Gratitude For Love

Hopefully without revealing too much plot, this post’s love songs are about Deanna in The Transition Piece, and how grateful she is for the real love she truly had with her husband.

Understandably, grief seems like an entirely negative experience, particularly when it’s new and fresh, and particularly when the changed (not lost…changed) connection was strong and unique. But grief does evolve, and eventually, in Deanna’s case, it evolves into gratitude for what she had…for how she was loved, for the good memories she made, for how she felt when she was with her husband, for that connection she was lucky enough to have. She eventually realizes that while she hurts, she had a great gift. A heart broken with grief is evidence that that heart loved and was loved back fiercely. That’s something to be grateful for.

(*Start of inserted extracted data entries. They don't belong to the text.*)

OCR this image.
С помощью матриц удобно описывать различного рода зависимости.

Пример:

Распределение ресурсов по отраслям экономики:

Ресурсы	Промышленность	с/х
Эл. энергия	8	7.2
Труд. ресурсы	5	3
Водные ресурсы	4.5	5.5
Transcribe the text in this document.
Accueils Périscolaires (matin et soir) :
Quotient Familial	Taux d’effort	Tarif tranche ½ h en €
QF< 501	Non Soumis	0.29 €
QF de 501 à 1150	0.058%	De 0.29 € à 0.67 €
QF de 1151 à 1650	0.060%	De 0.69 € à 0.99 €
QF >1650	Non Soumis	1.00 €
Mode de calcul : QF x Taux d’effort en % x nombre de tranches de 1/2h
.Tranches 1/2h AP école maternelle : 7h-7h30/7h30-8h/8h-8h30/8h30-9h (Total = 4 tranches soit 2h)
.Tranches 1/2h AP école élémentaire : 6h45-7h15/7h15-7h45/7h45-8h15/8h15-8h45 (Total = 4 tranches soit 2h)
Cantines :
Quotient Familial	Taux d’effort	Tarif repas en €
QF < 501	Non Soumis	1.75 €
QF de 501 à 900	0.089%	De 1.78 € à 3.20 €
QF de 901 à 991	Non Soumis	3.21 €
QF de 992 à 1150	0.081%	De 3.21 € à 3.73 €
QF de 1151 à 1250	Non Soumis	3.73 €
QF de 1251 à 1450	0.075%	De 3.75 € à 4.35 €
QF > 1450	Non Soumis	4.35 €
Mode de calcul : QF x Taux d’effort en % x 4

Of course, gratitude doesn’t immediately happen for her. At first, grief only feels like hollow loss. There’s not only the pain of accepting that who once was there, who she counted on for so much, is no longer, and will no longer be there, but also the pain of personal regret. Deanna dwells for a while on all the things she wished she would have said and done so her husband knew without a doubt how much he meant to her…for every mistake she ever made…every (even unintentionally) unkind word or deed…every missed opportunity…every time she took that connection and his presence in her life for granted…desperately wishing there was anything she could do to get him back. There’s a scene where she’s talking about not being able to recognize herself without him.

grief
At first (and for a while), her grief feels like Pearl Jam’s Just Breathe.
That’s how Deanna began to heal from grief and loss…by just breathing. By just making it through another day, working on accepting that it happened. And accepting that accepting it sometimes takes a while. There’s never a time over the course of the book where Deanna doesn’t miss her husband. And there may never be a time for the rest of her life that she doesn’t miss him.

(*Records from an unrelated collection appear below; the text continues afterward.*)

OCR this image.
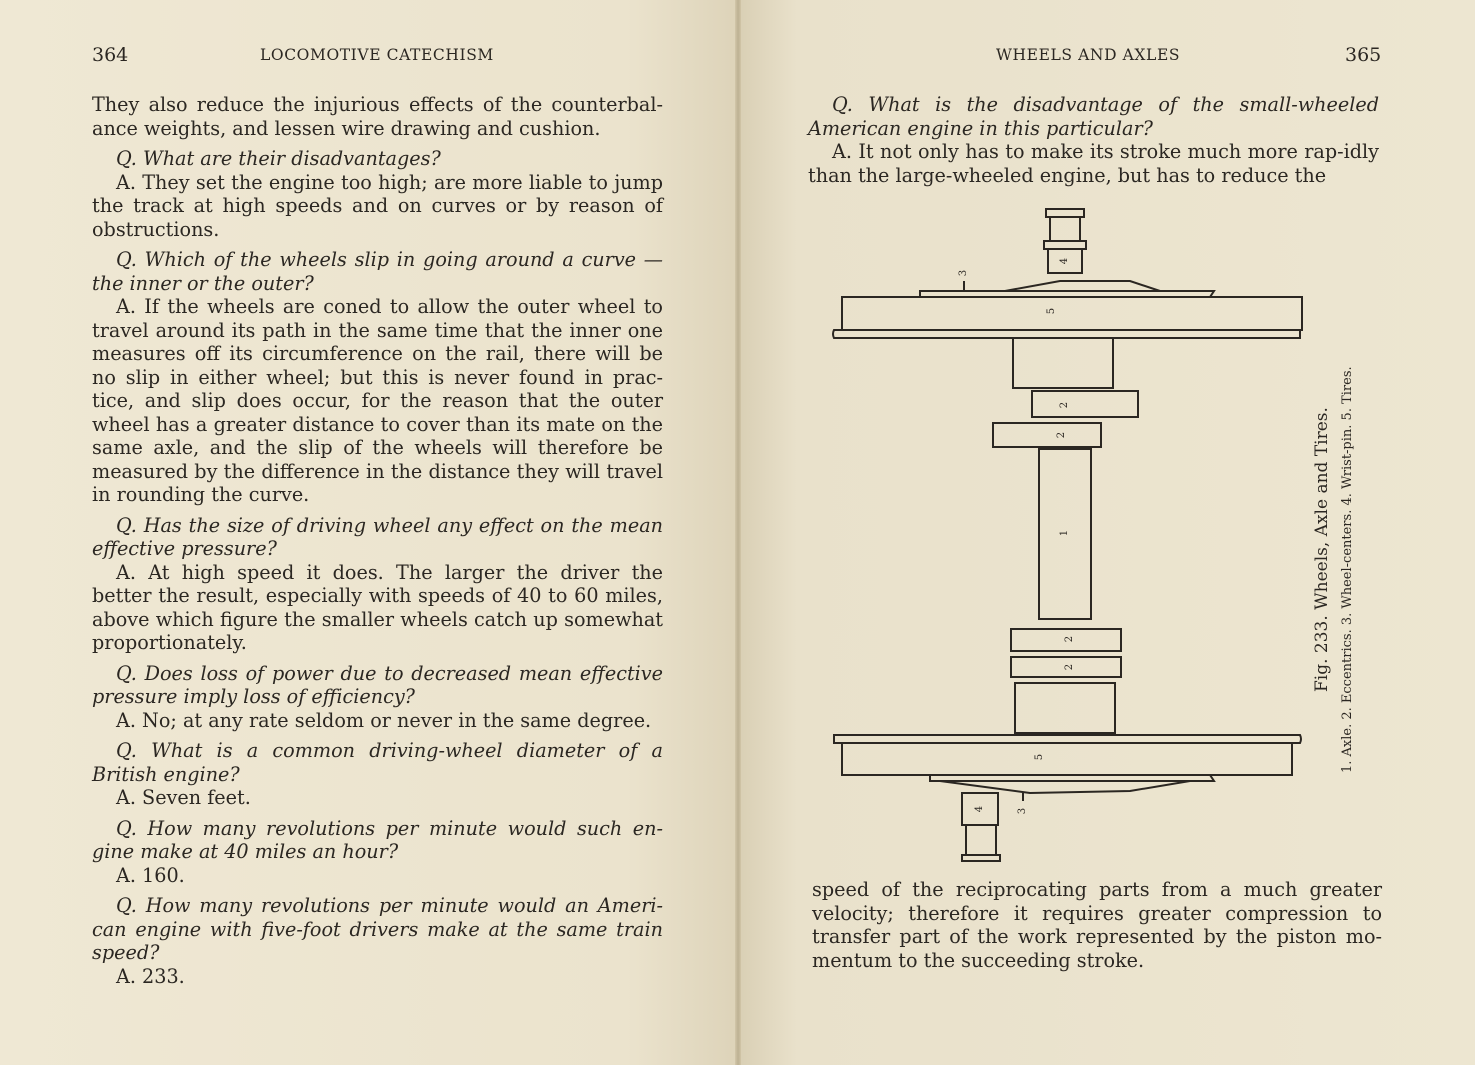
364	LOCOMOTIVE CATECHISM

They also reduce the injurious effects of the counterbal-ance weights, and lessen wire drawing and cushion.

Q. What are their disadvantages?

A. They set the engine too high; are more liable to jump the track at high speeds and on curves or by reason of obstructions.

Q. Which of the wheels slip in going around a curve —the inner or the outer?

A. If the wheels are coned to allow the outer wheel to travel around its path in the same time that the inner one measures off its circumference on the rail, there will be no slip in either wheel; but this is never found in prac-tice, and slip does occur, for the reason that the outer wheel has a greater distance to cover than its mate on the same axle, and the slip of the wheels will therefore be measured by the difference in the distance they will travel in rounding the curve.

Q. Has the size of driving wheel any effect on the mean effective pressure?

A. At high speed it does. The larger the driver the better the result, especially with speeds of 40 to 60 miles, above which figure the smaller wheels catch up somewhat proportionately.

Q. Does loss of power due to decreased mean effective pressure imply loss of efficiency?

A. No; at any rate seldom or never in the same degree.

Q. What is a common driving-wheel diameter of a British engine?

A. Seven feet.

Q. How many revolutions per minute would such en-gine make at 40 miles an hour?

A. 160.

Q. How many revolutions per minute would an Ameri-can engine with five-foot drivers make at the same train speed?

A. 233.

WHEELS AND AXLES	365

Q. What is the disadvantage of the small-wheeled American engine in this particular?

A. It not only has to make its stroke much more rap-idly than the large-wheeled engine, but has to reduce the

4
3
5
2
2
1
2
2
5
4	3
Fig. 233. Wheels, Axle and Tires. 1. Axle. 2. Eccentrics. 3. Wheel-centers. 4. Wrist-pin. 5. Tires.

speed of the reciprocating parts from a much greater velocity; therefore it requires greater compression to transfer part of the work represented by the piston mo-mentum to the succeeding stroke.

But by the end of the book, Deanna’s grief has transformed into something that isn’t constant sadness and empty loss. She becomes able to recognize her own identity apart from the connections she’s made, and gains the ability to make new connections and see the parallels in her relationship with her husband to the potential future of other people, and she realizes that she wants other people to find and experience what she was fortunate enough to have. She moves more toward Hello Young Lovers from Rogers and Hammerstein’s The King and I.

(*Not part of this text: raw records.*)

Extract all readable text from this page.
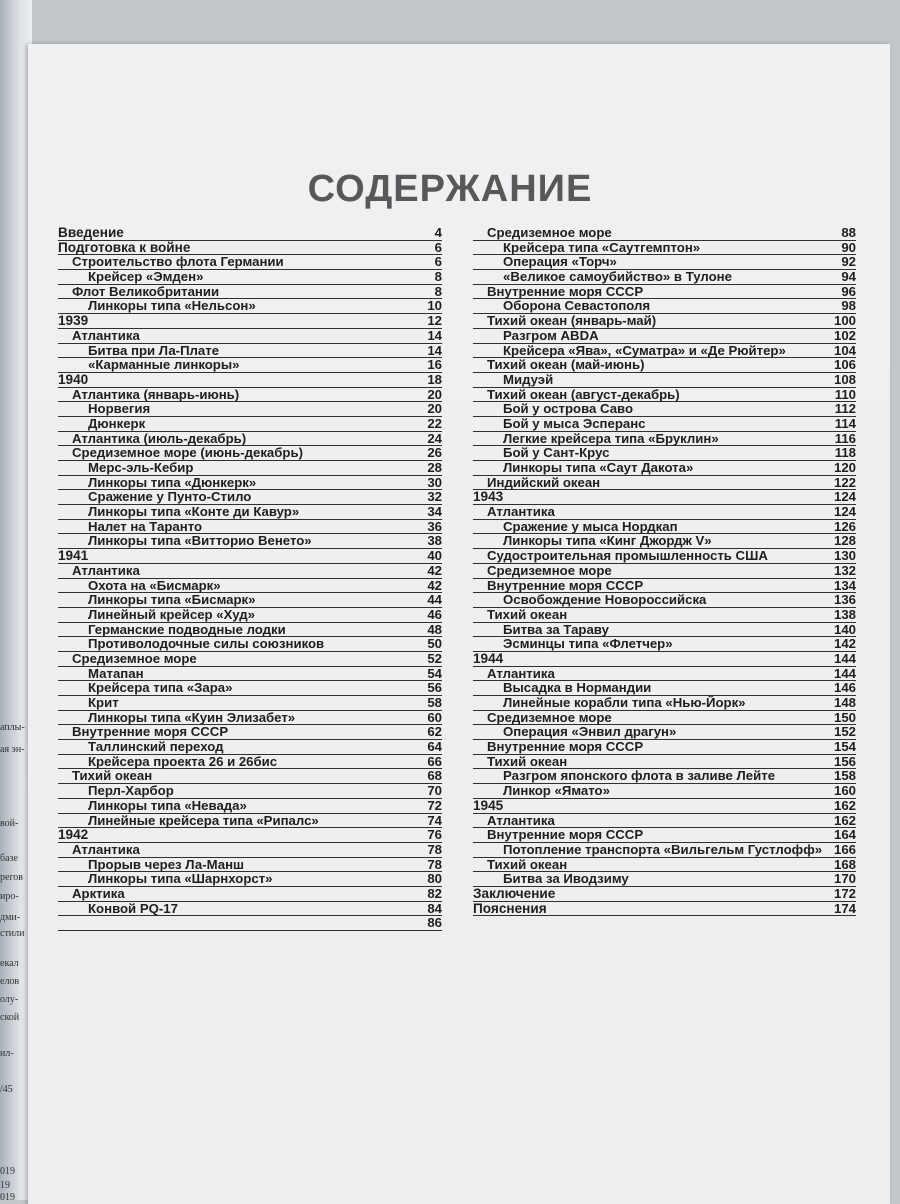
аплы-
ая эн-
вой-
базе
регов
иро-
дми-
стили
екал
елов
олу-
ской
ил-
/45
019
19
019
СОДЕРЖАНИЕ
Введение	4
Подготовка к войне	6
Строительство флота Германии	6
Крейсер «Эмден»	8
Флот Великобритании	8
Линкоры типа «Нельсон»	10
1939	12
Атлантика	14
Битва при Ла-Плате	14
«Карманные линкоры»	16
1940	18
Атлантика (январь-июнь)	20
Норвегия	20
Дюнкерк	22
Атлантика (июль-декабрь)	24
Средиземное море (июнь-декабрь)	26
Мерс-эль-Кебир	28
Линкоры типа «Дюнкерк»	30
Сражение у Пунто-Стило	32
Линкоры типа «Конте ди Кавур»	34
Налет на Таранто	36
Линкоры типа «Витторио Венето»	38
1941	40
Атлантика	42
Охота на «Бисмарк»	42
Линкоры типа «Бисмарк»	44
Линейный крейсер «Худ»	46
Германские подводные лодки	48
Противолодочные силы союзников	50
Средиземное море	52
Матапан	54
Крейсера типа «Зара»	56
Крит	58
Линкоры типа «Куин Элизабет»	60
Внутренние моря СССР	62
Таллинский переход	64
Крейсера проекта 26 и 26бис	66
Тихий океан	68
Перл-Харбор	70
Линкоры типа «Невада»	72
Линейные крейсера типа «Рипалс»	74
1942	76
Атлантика	78
Прорыв через Ла-Манш	78
Линкоры типа «Шарнхорст»	80
Арктика	82
Конвой PQ-17	84
86
Средиземное море	88
Крейсера типа «Саутгемптон»	90
Операция «Торч»	92
«Великое самоубийство» в Тулоне	94
Внутренние моря СССР	96
Оборона Севастополя	98
Тихий океан (январь-май)	100
Разгром ABDA	102
Крейсера «Ява», «Суматра» и «Де Рюйтер»	104
Тихий океан (май-июнь)	106
Мидуэй	108
Тихий океан (август-декабрь)	110
Бой у острова Саво	112
Бой у мыса Эсперанс	114
Легкие крейсера типа «Бруклин»	116
Бой у Сант-Крус	118
Линкоры типа «Саут Дакота»	120
Индийский океан	122
1943	124
Атлантика	124
Сражение у мыса Нордкап	126
Линкоры типа «Кинг Джордж V»	128
Судостроительная промышленность США	130
Средиземное море	132
Внутренние моря СССР	134
Освобождение Новороссийска	136
Тихий океан	138
Битва за Тараву	140
Эсминцы типа «Флетчер»	142
1944	144
Атлантика	144
Высадка в Нормандии	146
Линейные корабли типа «Нью-Йорк»	148
Средиземное море	150
Операция «Энвил драгун»	152
Внутренние моря СССР	154
Тихий океан	156
Разгром японского флота в заливе Лейте	158
Линкор «Ямато»	160
1945	162
Атлантика	162
Внутренние моря СССР	164
Потопление транспорта «Вильгельм Густлофф» 166
Тихий океан	168
Битва за Иводзиму	170
Заключение	172
Пояснения	174
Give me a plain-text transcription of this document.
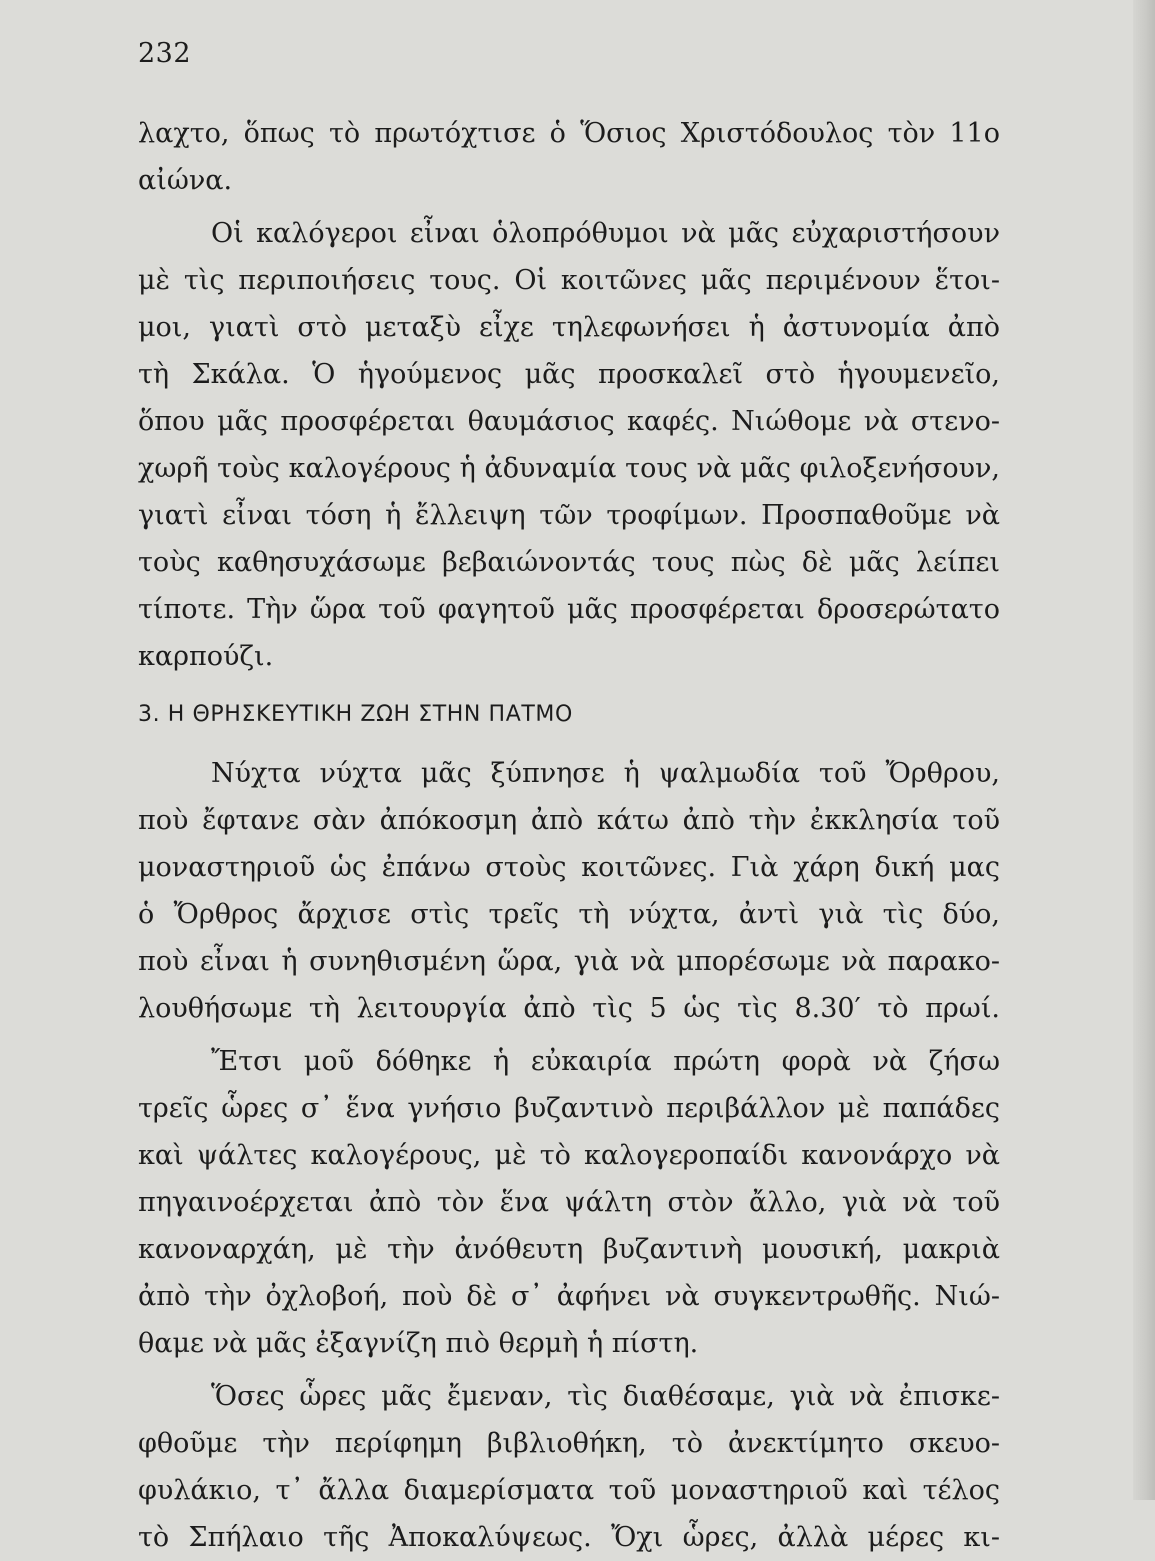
232
λαχτο, ὅπως τὸ πρωτόχτισε ὁ Ὅσιος Χριστόδουλος τὸν 11ο
αἰώνα.
Οἱ καλόγεροι εἶναι ὁλοπρόθυμοι νὰ μᾶς εὐχαριστήσουν
μὲ τὶς περιποιήσεις τους. Οἱ κοιτῶνες μᾶς περιμένουν ἕτοι-
μοι, γιατὶ στὸ μεταξὺ εἶχε τηλεφωνήσει ἡ ἀστυνομία ἀπὸ
τὴ Σκάλα. Ὁ ἡγούμενος μᾶς προσκαλεῖ στὸ ἡγουμενεῖο,
ὅπου μᾶς προσφέρεται θαυμάσιος καφές. Νιώθομε νὰ στενο-
χωρῆ τοὺς καλογέρους ἡ ἀδυναμία τους νὰ μᾶς φιλοξενήσουν,
γιατὶ εἶναι τόση ἡ ἔλλειψη τῶν τροφίμων. Προσπαθοῦμε νὰ
τοὺς καθησυχάσωμε βεβαιώνοντάς τους πὼς δὲ μᾶς λείπει
τίποτε. Τὴν ὥρα τοῦ φαγητοῦ μᾶς προσφέρεται δροσερώτατο
καρπούζι.
3. Η ΘΡΗΣΚΕΥΤΙΚΗ ΖΩΗ ΣΤΗΝ ΠΑΤΜΟ
Νύχτα νύχτα μᾶς ξύπνησε ἡ ψαλμωδία τοῦ Ὄρθρου,
ποὺ ἔφτανε σὰν ἀπόκοσμη ἀπὸ κάτω ἀπὸ τὴν ἐκκλησία τοῦ
μοναστηριοῦ ὡς ἐπάνω στοὺς κοιτῶνες. Γιὰ χάρη δική μας
ὁ Ὄρθρος ἄρχισε στὶς τρεῖς τὴ νύχτα, ἀντὶ γιὰ τὶς δύο,
ποὺ εἶναι ἡ συνηθισμένη ὥρα, γιὰ νὰ μπορέσωμε νὰ παρακο-
λουθήσωμε τὴ λειτουργία ἀπὸ τὶς 5 ὡς τὶς 8.30′ τὸ πρωί.
Ἔτσι μοῦ δόθηκε ἡ εὐκαιρία πρώτη φορὰ νὰ ζήσω
τρεῖς ὧρες σ᾽ ἕνα γνήσιο βυζαντινὸ περιβάλλον μὲ παπάδες
καὶ ψάλτες καλογέρους, μὲ τὸ καλογεροπαίδι κανονάρχο νὰ
πηγαινοέρχεται ἀπὸ τὸν ἕνα ψάλτη στὸν ἄλλο, γιὰ νὰ τοῦ
κανοναρχάη, μὲ τὴν ἀνόθευτη βυζαντινὴ μουσική, μακριὰ
ἀπὸ τὴν ὀχλοβοή, ποὺ δὲ σ᾽ ἀφήνει νὰ συγκεντρωθῆς. Νιώ-
θαμε νὰ μᾶς ἐξαγνίζη πιὸ θερμὴ ἡ πίστη.
Ὅσες ὧρες μᾶς ἔμεναν, τὶς διαθέσαμε, γιὰ νὰ ἐπισκε-
φθοῦμε τὴν περίφημη βιβλιοθήκη, τὸ ἀνεκτίμητο σκευο-
φυλάκιο, τ᾽ ἄλλα διαμερίσματα τοῦ μοναστηριοῦ καὶ τέλος
τὸ Σπήλαιο τῆς Ἀποκαλύψεως. Ὄχι ὧρες, ἀλλὰ μέρες κι-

Hello young lovers whoever you are
I hope your troubles are few
All my good wishes go with you tonight
I’ve been in love like you
Be brave young lovers and follow your star
Be brave and faithful and true
Cling very close to each other tonight
I’ve been in love like you
I know how it feels to have wings on your heels
And to fly down the street in a trance
You fly down a street on a chance that you’ll meet
And you meet, not really by chance
Don’t cry young lovers whatever you do
Don’t cry because I’m alone
All of my memories are happy tonight
I’ve had a love of my own
I’ve had a love of my own like yours
I’ve had a love of my own

I know, right? These two songs could scarcely be more different. The styles. The writing. The delivery. The time frames they represent and the time in which they were written. The emotions they call forth. Just Breathe makes me weep. Like…ugly cry sobbing. And Hello Young Lovers feels like a toast I’d give at a wedding if I were brave enough to give a toast at a wedding. Just Breathe is rough and raw and maudlin but modern somehow. Hello Young Lovers is traditional and formal but…joyfully triumphant almost.
But ARE they that different, really? Maybe I’m the only one who can see the journey from one to the other. But that’s how I saw Deanna’s grief…and her love…move and change and grow. And I think these are two great love songs. They are songs about grief, but they are songs honoring the good fortune of a great love.